Furthermore, it's pluggable pipelines architecture, which builds on Airflow's extensive providers library, supports distributed data processing frameworks (e.g. Apache Spark, Apache Beam), cloud storage solutions (e.g. S3, GCS), cloud data warehouses (e.g. BigQuery), among other integrations (e.g REST APIs, FTP/SFTP, etc).

We currently support only Google Cloud based deployments, offering two types of pipelines:

  • Data Ingestion
  • Reverse ETL

History of Debussy

Debussy evolved out of data engineering work that Dotz's Big Data team began in 2019. In 2021, Debussy continued to evolve and mature, with new features and an extensive refactoring. Today it's used every day by all data teams at Dotz Inc. This has resulted in a dramatic improvement in time to delivery and costs related to data engineering projects, while ensuring we're always following data architecture and software engineering best practices.

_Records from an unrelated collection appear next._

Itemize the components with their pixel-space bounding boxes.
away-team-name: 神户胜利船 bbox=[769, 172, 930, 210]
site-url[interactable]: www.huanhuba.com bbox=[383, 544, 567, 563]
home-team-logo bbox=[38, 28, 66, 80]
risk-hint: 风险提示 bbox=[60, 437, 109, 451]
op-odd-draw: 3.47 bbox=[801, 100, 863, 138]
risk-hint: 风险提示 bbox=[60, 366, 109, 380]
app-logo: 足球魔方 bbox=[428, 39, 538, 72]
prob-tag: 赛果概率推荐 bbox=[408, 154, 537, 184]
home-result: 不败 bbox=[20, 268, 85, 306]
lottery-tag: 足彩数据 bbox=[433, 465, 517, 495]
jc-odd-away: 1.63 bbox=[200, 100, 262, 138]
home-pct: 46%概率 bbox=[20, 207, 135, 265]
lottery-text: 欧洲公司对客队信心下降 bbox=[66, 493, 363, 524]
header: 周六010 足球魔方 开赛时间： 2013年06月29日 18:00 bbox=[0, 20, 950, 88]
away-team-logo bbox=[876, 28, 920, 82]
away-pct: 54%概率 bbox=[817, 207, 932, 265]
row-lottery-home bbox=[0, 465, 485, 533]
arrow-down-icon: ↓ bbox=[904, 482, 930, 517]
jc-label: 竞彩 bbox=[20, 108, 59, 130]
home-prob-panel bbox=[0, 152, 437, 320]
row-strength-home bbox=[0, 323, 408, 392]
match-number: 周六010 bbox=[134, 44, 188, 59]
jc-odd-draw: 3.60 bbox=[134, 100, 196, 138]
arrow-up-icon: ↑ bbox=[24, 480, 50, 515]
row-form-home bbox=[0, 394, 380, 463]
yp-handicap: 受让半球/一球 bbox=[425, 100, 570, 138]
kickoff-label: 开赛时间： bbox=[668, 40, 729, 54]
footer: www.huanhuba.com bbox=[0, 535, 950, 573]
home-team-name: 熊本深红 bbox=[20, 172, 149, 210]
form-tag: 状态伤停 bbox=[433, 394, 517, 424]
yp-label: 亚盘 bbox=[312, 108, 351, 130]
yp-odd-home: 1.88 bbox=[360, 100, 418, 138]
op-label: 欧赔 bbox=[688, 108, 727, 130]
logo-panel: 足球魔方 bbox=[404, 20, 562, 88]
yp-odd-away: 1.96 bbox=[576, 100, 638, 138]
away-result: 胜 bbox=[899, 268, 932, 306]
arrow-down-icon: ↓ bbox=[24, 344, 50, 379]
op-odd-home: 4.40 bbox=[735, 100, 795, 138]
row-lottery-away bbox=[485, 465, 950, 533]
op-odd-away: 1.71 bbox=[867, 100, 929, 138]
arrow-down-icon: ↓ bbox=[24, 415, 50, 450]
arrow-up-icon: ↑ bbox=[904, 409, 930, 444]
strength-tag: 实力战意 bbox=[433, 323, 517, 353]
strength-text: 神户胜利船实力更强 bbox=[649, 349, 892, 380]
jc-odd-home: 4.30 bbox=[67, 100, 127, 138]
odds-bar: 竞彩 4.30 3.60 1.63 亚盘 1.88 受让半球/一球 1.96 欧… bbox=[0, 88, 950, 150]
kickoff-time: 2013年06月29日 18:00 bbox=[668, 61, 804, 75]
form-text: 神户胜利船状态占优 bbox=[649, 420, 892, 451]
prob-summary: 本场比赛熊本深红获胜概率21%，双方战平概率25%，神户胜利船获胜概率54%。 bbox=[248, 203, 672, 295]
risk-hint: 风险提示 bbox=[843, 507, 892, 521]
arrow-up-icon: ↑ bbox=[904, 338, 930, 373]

The following links provide more context around Debussy and the challenges that it attempts to address:

Why Debussy?

Tribute to Claude Debussy, famous French composer, seen as the first Impressionist composer, and among the most influential composers of the late 19th and early 20th centuries. The framework acts as a composer, automatically generating (composing) our data pipelines (aka. compositions) from templates, hence it's name!

How Debussy works?

Architecture components

  • Debussy Concert: data engineering framework with code generation for orchestration tools - currently only for Airflow, others on Roadmap.
  • Debussy Framework (aka Debussy Airflow Plugin): Airflow library with custom hooks, sensors, and operators.
  • Debussy CLI: app responsible to parse yaml config files, generating the corresponding artifacts (data pipeline code, database tables, etc).

Debussy works by:

  • Providing a semantic model to abstract the development of data pipeline templates among distinct tools.
  • DRY (Don't Repeat Yourself): avoid the development of unnecessary and redundant code every time a new data pipeline is required.

Semantic Model

  • Composition: data pipeline – a DAG in Airflow.
  • Movement: major part of a data pipeline (e.g ingestion of a table). Use of TaskGroups, acting as a “parent” of the whole group.
  • Phrase: logical unit of part of the pipeline (e.g. SodaDataQuality), defined as a TaskGroup.
  • Motif: a operator or small set of cohesive operators, that (together) executes a single operation (e.g. CreateDataprocClusterMotif).